Avoidable Transfers

In a bankruptcy case, the debtor in possession or the trustee has certain “avoiding” powers.  These avoiding powers are exercised to cancel a transfer of money or real property made during a certain period of time prior to the submission of the bankruptcy petition.  Section 547 of the US bankruptcy code allows a debtor in bankruptcy or its trustee to force repayment of certain transfers completed within 90 days of a bankruptcy filing.  The time frame is extended up to one year if the transferee was an insider such as relatives, general partners, and directors or officers of the debtor.  These transfers are usually recognized as preferences or preference payments.

To avoid such a particular transfer of property, the debtor in possession can terminate the transaction and force the return or disgorgement of the payments or real property, which then can make available to disburse all creditors.  Generally, the liability of the transferee is enforced by a court order initiated either by the debtor or the bankruptcy trustee against the preference creditors.  Under the bankruptcy code, these transfers are referred as avoidable transfers.   Moreover, section 544 of the US bankruptcy code enables the bankruptcy trustee to avoid transfers under applicable state law.  Sometimes, such state laws provides for longer time periods to cancel a transfer of money or real property.

The avoidable or preference rule recognizes that the bankruptcy debtor can disburse certain limited creditor obligations.  This rule was developed to promote the equality distribution principle among creditors.  The avoidable or preference rule involves seven elements.
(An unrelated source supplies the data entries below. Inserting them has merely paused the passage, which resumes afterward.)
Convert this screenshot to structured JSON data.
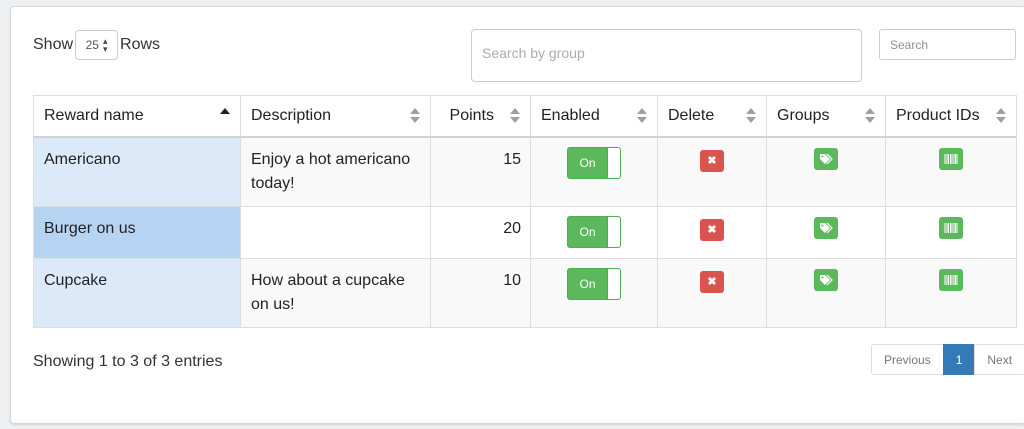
{
  "controls": {
    "show_label": "Show",
    "rows_value": "25",
    "rows_label": "Rows",
    "group_search_placeholder": "Search by group",
    "search_placeholder": "Search"
  },
  "table": {
    "headers": [
      "Reward name",
      "Description",
      "Points",
      "Enabled",
      "Delete",
      "Groups",
      "Product IDs"
    ],
    "sort": {
      "column": "Reward name",
      "direction": "ascending"
    },
    "rows": [
      {
        "name": "Americano",
        "description": "Enjoy a hot americano today!",
        "points": "15",
        "enabled": "On"
      },
      {
        "name": "Burger on us",
        "description": "",
        "points": "20",
        "enabled": "On"
      },
      {
        "name": "Cupcake",
        "description": "How about a cupcake on us!",
        "points": "10",
        "enabled": "On"
      }
    ]
  },
  "footer": {
    "info": "Showing 1 to 3 of 3 entries",
    "pagination": {
      "previous": "Previous",
      "current": "1",
      "next": "Next"
    }
  },
  "icons": {
    "delete": "x-icon",
    "groups": "tags-icon",
    "product_ids": "barcode-icon"
  },
  "colors": {
    "enabled": "#5cb85c",
    "delete": "#d9534f",
    "active_page": "#337ab7",
    "selected_row": "#b7d3f2"
  }
}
They are:

  • It must be a transfer;
  • It must be a real property of the debtor;
  • It must be to or for the benefit of a creditor ;
  • It must be meant to settle an account of a former debt;
  •  It must be made during the insolvency of the debtor;
  • It must be a made within 90 days of bankruptcy or one year in the case of an insider; and
  • It must enable the creditor to avail more than that of a Chapter 7 liquidation process.